Originally Posted by Mule Deer
Originally Posted by pathfinder76
Originally Posted by FC363
Originally Posted by pathfinder76
I’ve tested concentricity a bunch. It’s necessity is a bit over blown. Within reason.

I'm suspicious of that.

Laughing. Be suspicious of it all you like. Test it yourself.

Would like to hear your own tests, instead of what you Googled up....[/quote]

John, I shoot 1000’s of rounds some years (not this year) and have been handloading pretty seriously for 30 years. I used to chaise concentricity like it was the holy grail of accuracy. Why wouldn’t I? It’s all anyone could talk about at times. If you had flyers it must be crooked ammo. Right?

I bought die’s after die’s trying to eliminate one or two thou runout, had custom die’s made, went exclusively to a Forster Co-Axe, had bushings made, honed necks etc. This messing around with the necks of die’s was pretty much the catalyst that made me think twice about runout.

All this time I was thinking about annealing as well. For 20 years I have annealed brass. With candles, propane, using fingers, tempilaq, salt bath, and finally now an AMP. honestly if you aren’t using an AMP all you are doing is preventing split necks (now that ought to create angst).

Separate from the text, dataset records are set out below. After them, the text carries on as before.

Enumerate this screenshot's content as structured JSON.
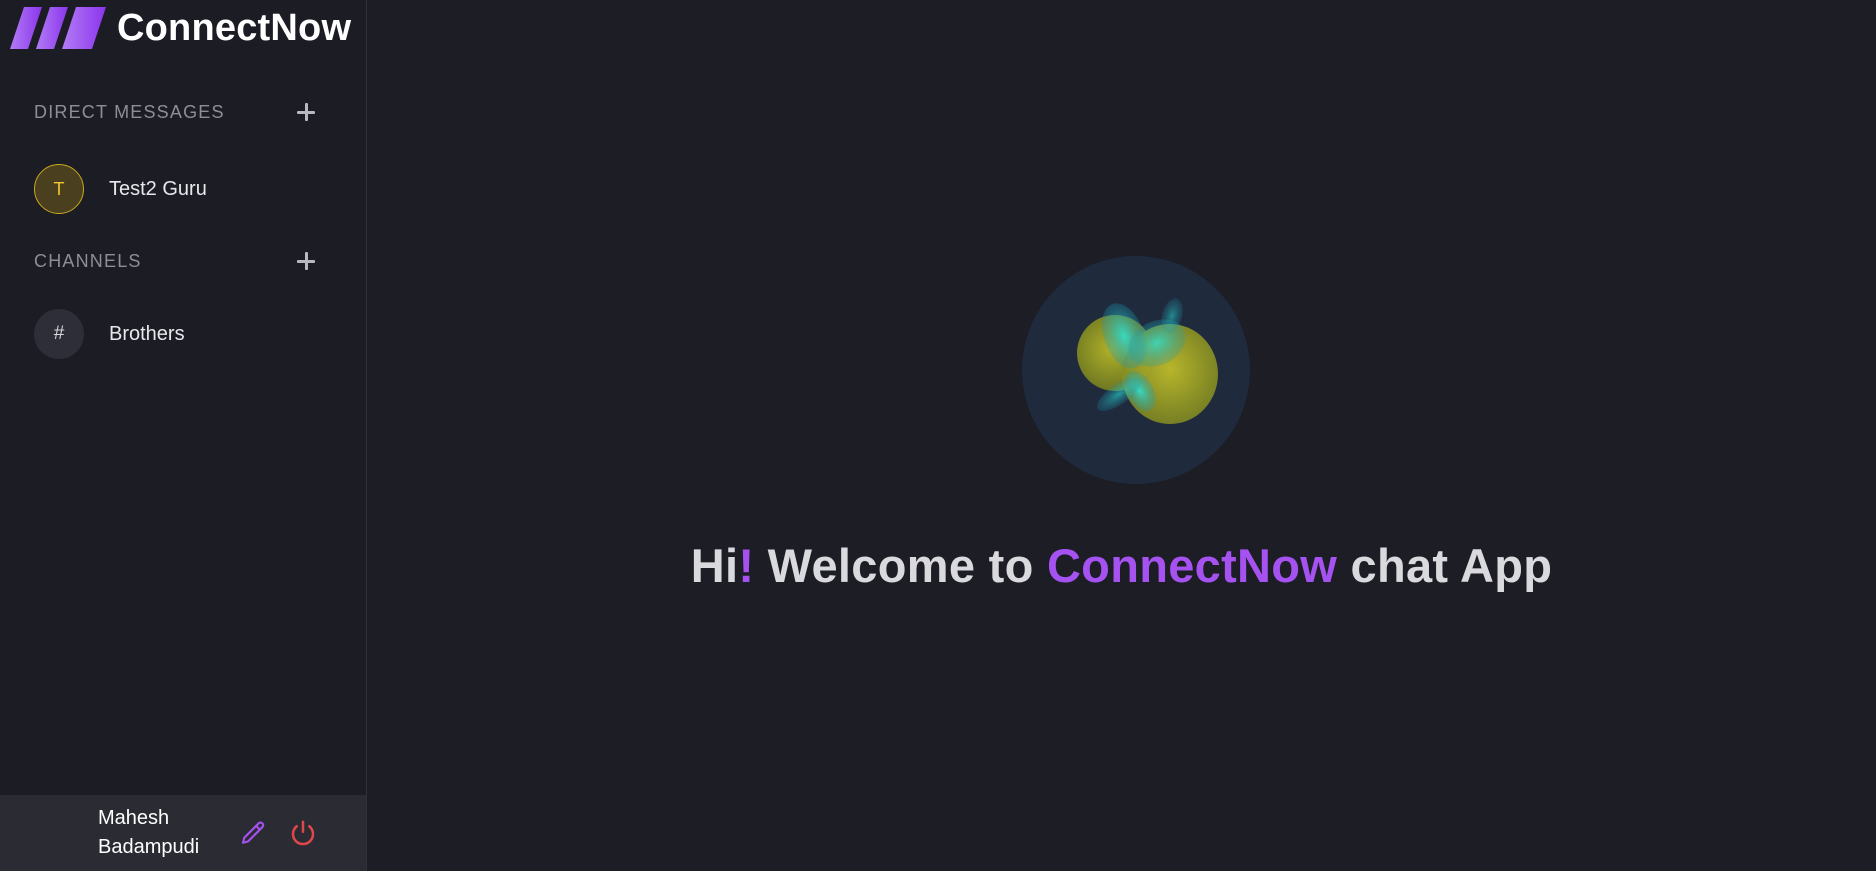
{
  "brand": {
    "name": "ConnectNow"
  },
  "sidebar": {
    "direct_messages": {
      "title": "DIRECT MESSAGES",
      "items": [
        {
          "initial": "T",
          "label": "Test2 Guru"
        }
      ]
    },
    "channels": {
      "title": "CHANNELS",
      "items": [
        {
          "symbol": "#",
          "label": "Brothers"
        }
      ]
    }
  },
  "user": {
    "first_name": "Mahesh",
    "last_name": "Badampudi"
  },
  "welcome": {
    "part1": "Hi",
    "exclaim": "!",
    "part2": "Welcome to",
    "app_name": "ConnectNow",
    "part3": "chat App"
  },
  "icons": {
    "logo": "slanted-bars-logo-icon",
    "add": "plus-icon",
    "edit": "pencil-icon",
    "logout": "power-icon",
    "hero": "lottie-orb-icon"
  },
  "colors": {
    "accent": "#a552f0",
    "logout": "#e0474c",
    "dm_avatar": "#f2c531",
    "background": "#1c1d25"
  }
}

Here is what I think. The idea that brass is the least important part of the handloaders recipe is nonsense. Why? Because the single biggest factor I have found in group consistency (not necessarily group size) is neck tension. To get consistent neck tension you need good brass, you need good dies and you need consistent annealing. Or no annealing at all.

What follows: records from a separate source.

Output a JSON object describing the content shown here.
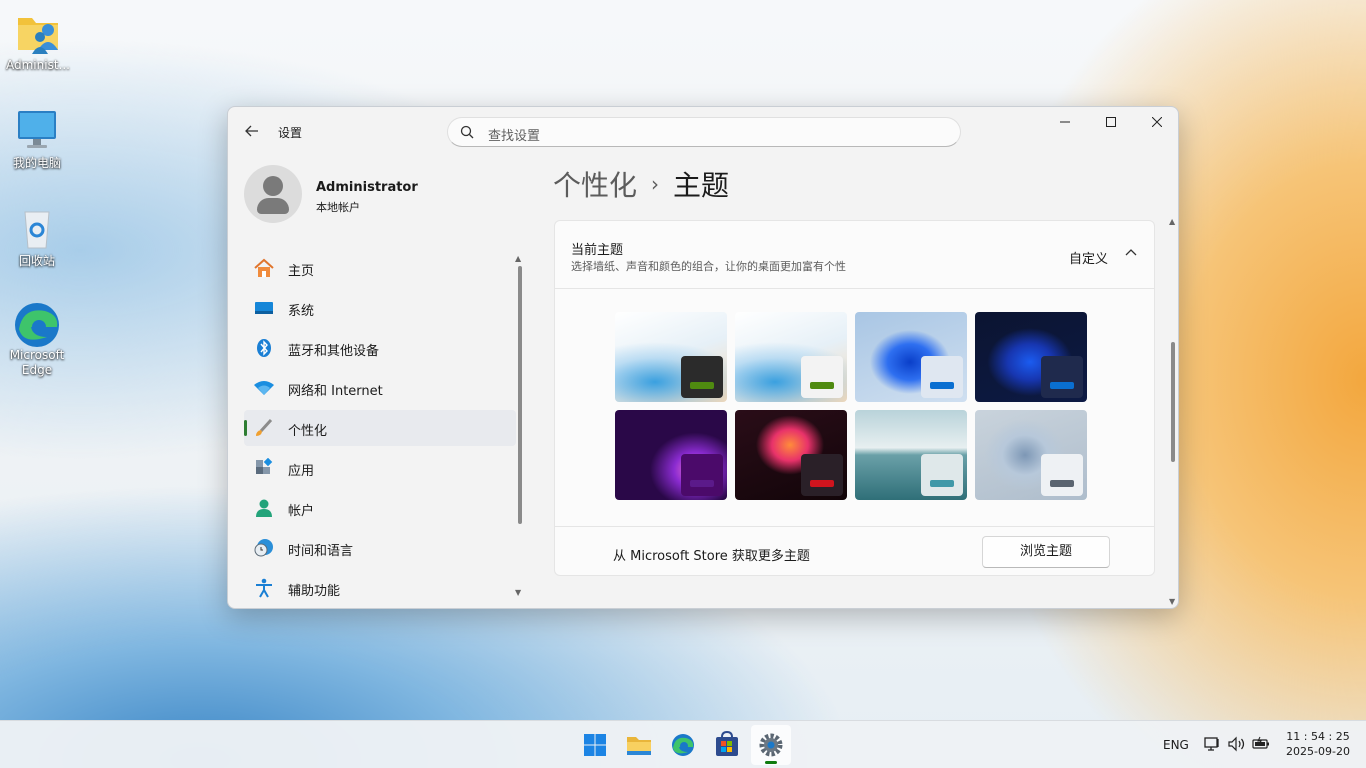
{
  "desktop": {
    "icons": [
      {
        "label": "Administ...",
        "icon": "user-folder-icon"
      },
      {
        "label": "我的电脑",
        "icon": "monitor-icon"
      },
      {
        "label": "回收站",
        "icon": "recycle-bin-icon"
      },
      {
        "label": "Microsoft Edge",
        "icon": "edge-icon"
      }
    ]
  },
  "window": {
    "app_title": "设置",
    "search_placeholder": "查找设置",
    "controls": {
      "minimize": "—",
      "maximize": "☐",
      "close": "✕"
    }
  },
  "profile": {
    "name": "Administrator",
    "type": "本地帐户"
  },
  "sidebar": {
    "items": [
      {
        "label": "主页",
        "icon": "home-icon",
        "active": false
      },
      {
        "label": "系统",
        "icon": "system-icon",
        "active": false
      },
      {
        "label": "蓝牙和其他设备",
        "icon": "bluetooth-icon",
        "active": false
      },
      {
        "label": "网络和 Internet",
        "icon": "wifi-icon",
        "active": false
      },
      {
        "label": "个性化",
        "icon": "brush-icon",
        "active": true
      },
      {
        "label": "应用",
        "icon": "apps-icon",
        "active": false
      },
      {
        "label": "帐户",
        "icon": "account-icon",
        "active": false
      },
      {
        "label": "时间和语言",
        "icon": "time-language-icon",
        "active": false
      },
      {
        "label": "辅助功能",
        "icon": "accessibility-icon",
        "active": false
      }
    ]
  },
  "breadcrumb": {
    "parent": "个性化",
    "separator": "›",
    "current": "主题"
  },
  "current_theme": {
    "title": "当前主题",
    "subtitle": "选择墙纸、声音和颜色的组合，让你的桌面更加富有个性",
    "value": "自定义",
    "themes": [
      {
        "name": "theme-1",
        "bg": "light-bloom-custom",
        "swatch_bg": "#2b2b2b",
        "bar": "#4f8a10"
      },
      {
        "name": "theme-2",
        "bg": "light-bloom",
        "swatch_bg": "#f3f3f3",
        "bar": "#4f8a10"
      },
      {
        "name": "theme-3",
        "bg": "windows-light",
        "swatch_bg": "#dfe7f1",
        "bar": "#0a6fd1"
      },
      {
        "name": "theme-4",
        "bg": "windows-dark",
        "swatch_bg": "#1f2a4d",
        "bar": "#0a6fd1"
      },
      {
        "name": "theme-5",
        "bg": "glow",
        "swatch_bg": "#4b0a6a",
        "bar": "#5b1a8a"
      },
      {
        "name": "theme-6",
        "bg": "captured-motion",
        "swatch_bg": "#2a2028",
        "bar": "#d0141e"
      },
      {
        "name": "theme-7",
        "bg": "sunrise",
        "swatch_bg": "#dfe8ea",
        "bar": "#3f98a8"
      },
      {
        "name": "theme-8",
        "bg": "flow",
        "swatch_bg": "#eef1f4",
        "bar": "#5a6470"
      }
    ],
    "store_text": "从 Microsoft Store 获取更多主题",
    "browse_button": "浏览主题"
  },
  "taskbar": {
    "apps": [
      "start-icon",
      "file-explorer-icon",
      "edge-icon",
      "store-icon",
      "settings-icon"
    ],
    "language": "ENG",
    "time": "11 : 54 : 25",
    "date": "2025-09-20"
  }
}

In all of this, I also started to see runout not rearing it’s ugly head like I thought it should. Over the last couple of years I have tested that theory and have found loads with even 0.010 of runout landed right where they were supposed to. If you are getting more runout than that I’d suggest a mechanical overhaul.

I also think that powder charge matters (I use a lab grade scale), seating depth is huge (though seating depth close to, or into the lands is far from necessary or even preferred).

I’m no expert, but I’m not exactly green either. I’m developing loads in a hunting rifle context. I have my own private 1000 yard range and use it. If you are struggling with your groups I’d certainly not blame runout right away. It may not be the culprit at all.

Last edited by pathfinder76; 07/03/22.